Tan Suki melihat keraguan di wajah Awai dan Tiong It. Ia menggerakkan tangannya, menyuruh keduanya berlalu dari hadapannya.
Tiong It mengambil tangan Awai, diajaknya ke kantin. Ia memesan 2 gelas teh dingin. Keduanya duduk saling diam. Awai memikirkan tulisan papanya di tangannya. Ia senang bisa berduaan dengan Tiong It, dan itu direstui papanya. Wajahnya bersemu merah.

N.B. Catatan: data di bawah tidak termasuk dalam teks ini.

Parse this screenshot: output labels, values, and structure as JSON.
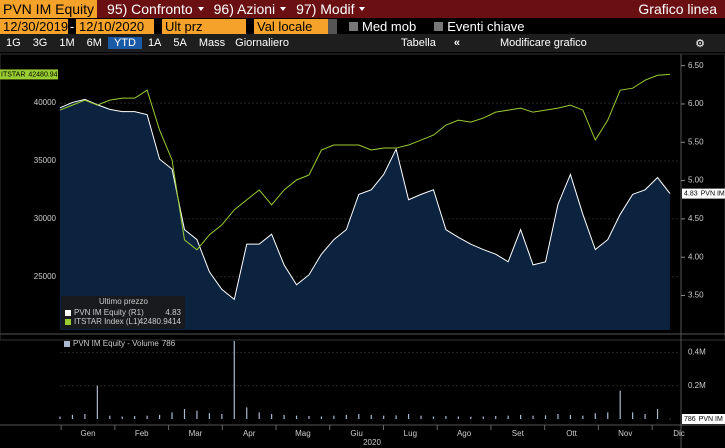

" Makcik Yo ngomong apa hari ini ?" tanya Tiong It. Ia ingin mendengar suara Awai. Diam memang asik, tapi mendengar suara Awai lebih asik.

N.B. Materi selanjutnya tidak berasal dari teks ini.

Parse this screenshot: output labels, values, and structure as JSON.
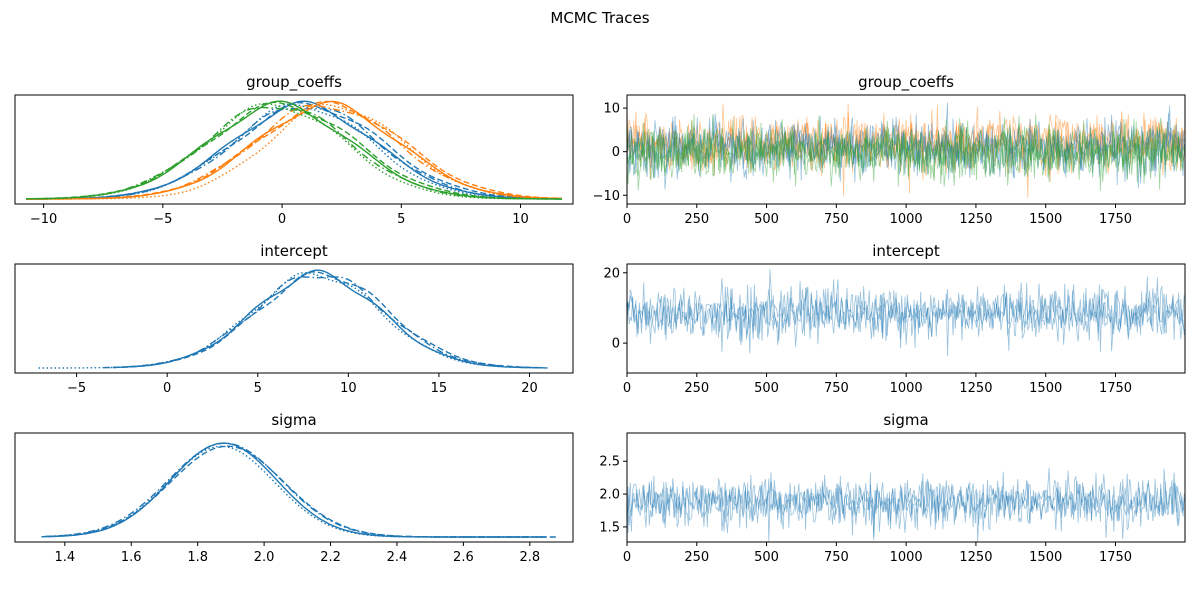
{
  "figure_title": "MCMC Traces",
  "colors": {
    "chain_a": "#1f77b4",
    "chain_b": "#ff7f0e",
    "chain_c": "#2ca02c"
  },
  "chart_data": [
    {
      "id": "group_coeffs_density",
      "type": "line",
      "title": "group_coeffs",
      "xlim": [
        -11.2,
        12.2
      ],
      "xticks": [
        -10,
        -5,
        0,
        5,
        10
      ],
      "xtick_labels": [
        "−10",
        "−5",
        "0",
        "5",
        "10"
      ],
      "yticks_visible": false,
      "series": [
        {
          "color": "#1f77b4",
          "linestyle": "solid",
          "mean": 0.9,
          "sd": 3.0
        },
        {
          "color": "#1f77b4",
          "linestyle": "dashed",
          "mean": 1.1,
          "sd": 3.1
        },
        {
          "color": "#1f77b4",
          "linestyle": "dotted",
          "mean": 0.8,
          "sd": 2.9
        },
        {
          "color": "#1f77b4",
          "linestyle": "dashdot",
          "mean": 1.0,
          "sd": 3.0
        },
        {
          "color": "#ff7f0e",
          "linestyle": "solid",
          "mean": 1.9,
          "sd": 3.0
        },
        {
          "color": "#ff7f0e",
          "linestyle": "dashed",
          "mean": 2.0,
          "sd": 3.1
        },
        {
          "color": "#ff7f0e",
          "linestyle": "dotted",
          "mean": 2.2,
          "sd": 2.8
        },
        {
          "color": "#ff7f0e",
          "linestyle": "dashdot",
          "mean": 1.8,
          "sd": 3.0
        },
        {
          "color": "#2ca02c",
          "linestyle": "solid",
          "mean": -0.1,
          "sd": 3.0
        },
        {
          "color": "#2ca02c",
          "linestyle": "dashed",
          "mean": 0.0,
          "sd": 3.1
        },
        {
          "color": "#2ca02c",
          "linestyle": "dotted",
          "mean": -0.3,
          "sd": 2.9
        },
        {
          "color": "#2ca02c",
          "linestyle": "dashdot",
          "mean": -0.2,
          "sd": 3.0
        }
      ]
    },
    {
      "id": "group_coeffs_trace",
      "type": "line",
      "title": "group_coeffs",
      "xlim": [
        0,
        1999
      ],
      "ylim": [
        -12,
        13
      ],
      "xticks": [
        0,
        250,
        500,
        750,
        1000,
        1250,
        1500,
        1750
      ],
      "yticks": [
        -10,
        0,
        10
      ],
      "ytick_labels": [
        "−10",
        "0",
        "10"
      ],
      "n_draws": 2000,
      "series": [
        {
          "color": "#ff7f0e",
          "mean": 2.0,
          "sd": 3.0
        },
        {
          "color": "#1f77b4",
          "mean": 1.0,
          "sd": 3.0
        },
        {
          "color": "#2ca02c",
          "mean": 0.0,
          "sd": 3.0
        }
      ]
    },
    {
      "id": "intercept_density",
      "type": "line",
      "title": "intercept",
      "xlim": [
        -8.4,
        22.4
      ],
      "xticks": [
        -5,
        0,
        5,
        10,
        15,
        20
      ],
      "xtick_labels": [
        "−5",
        "0",
        "5",
        "10",
        "15",
        "20"
      ],
      "yticks_visible": false,
      "series": [
        {
          "color": "#1f77b4",
          "linestyle": "solid",
          "mean": 8.3,
          "sd": 3.5,
          "min": -3.0,
          "max": 21.0
        },
        {
          "color": "#1f77b4",
          "linestyle": "dashed",
          "mean": 8.6,
          "sd": 3.6,
          "min": -3.5,
          "max": 20.5
        },
        {
          "color": "#1f77b4",
          "linestyle": "dotted",
          "mean": 8.2,
          "sd": 3.5,
          "min": -7.1,
          "max": 20.0
        },
        {
          "color": "#1f77b4",
          "linestyle": "dashdot",
          "mean": 8.4,
          "sd": 3.6,
          "min": -3.0,
          "max": 20.8
        }
      ]
    },
    {
      "id": "intercept_trace",
      "type": "line",
      "title": "intercept",
      "xlim": [
        0,
        1999
      ],
      "ylim": [
        -8.5,
        22.5
      ],
      "xticks": [
        0,
        250,
        500,
        750,
        1000,
        1250,
        1500,
        1750
      ],
      "yticks": [
        0,
        20
      ],
      "ytick_labels": [
        "0",
        "20"
      ],
      "n_draws": 2000,
      "color": "#1f77b4",
      "mean": 8.3,
      "sd": 3.5
    },
    {
      "id": "sigma_density",
      "type": "line",
      "title": "sigma",
      "xlim": [
        1.25,
        2.93
      ],
      "xticks": [
        1.4,
        1.6,
        1.8,
        2.0,
        2.2,
        2.4,
        2.6,
        2.8
      ],
      "xtick_labels": [
        "1.4",
        "1.6",
        "1.8",
        "2.0",
        "2.2",
        "2.4",
        "2.6",
        "2.8"
      ],
      "yticks_visible": false,
      "series": [
        {
          "color": "#1f77b4",
          "linestyle": "solid",
          "mean": 1.88,
          "sd": 0.16,
          "min": 1.33,
          "max": 2.85
        },
        {
          "color": "#1f77b4",
          "linestyle": "dashed",
          "mean": 1.89,
          "sd": 0.17,
          "min": 1.35,
          "max": 2.88
        },
        {
          "color": "#1f77b4",
          "linestyle": "dotted",
          "mean": 1.87,
          "sd": 0.16,
          "min": 1.33,
          "max": 2.8
        },
        {
          "color": "#1f77b4",
          "linestyle": "dashdot",
          "mean": 1.88,
          "sd": 0.17,
          "min": 1.34,
          "max": 2.84
        }
      ]
    },
    {
      "id": "sigma_trace",
      "type": "line",
      "title": "sigma",
      "xlim": [
        0,
        1999
      ],
      "ylim": [
        1.27,
        2.93
      ],
      "xticks": [
        0,
        250,
        500,
        750,
        1000,
        1250,
        1500,
        1750
      ],
      "yticks": [
        1.5,
        2.0,
        2.5
      ],
      "ytick_labels": [
        "1.5",
        "2.0",
        "2.5"
      ],
      "n_draws": 2000,
      "color": "#1f77b4",
      "mean": 1.88,
      "sd": 0.17
    }
  ]
}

" Tak sabar ingin punya anak tabung. Dia mengajakku menemaninya ke Dumai. Kubilang aku tak bisa, aku harus menjaga papa. "
" Pasti dia marah, " tebak Tiong It.
" Dia bukan marah padaku. Dia marah pada papa, entah kenapa makcik mengatakan papa menghalangi kebahagianku, menjadi bebanku, menyusahkanku. Papa menangis mendengar tuduhan makcik Yo. " wajah Awai muram seakan langit sedang diselimuti awan hitam.
" Jangan dimasukkan ke hati. Makcik Yo memang begitu mulutnya. Mungkin karena itulah ia tak punya anak." Ucap Tiong It.
" Kamu percaya dia terkena kutukan?" tanya Awai.
" Percaya, tapi bukan gara-gara menyepak Samson. Aku lebih percaya mulut kasarnya yang menyebabkan seseorang marah dan mengutuknya. "
Awai terdiam. Kemungkinan itu memang lebih pas untuk menggambarkan karakter seorang Yolana. " Kurasa suaminya penyabar. "
" Sabar karena tak mau ribut dengan istrinya. Aku jadi penasaran seperti apa bentuk wajah pakcik Hoki."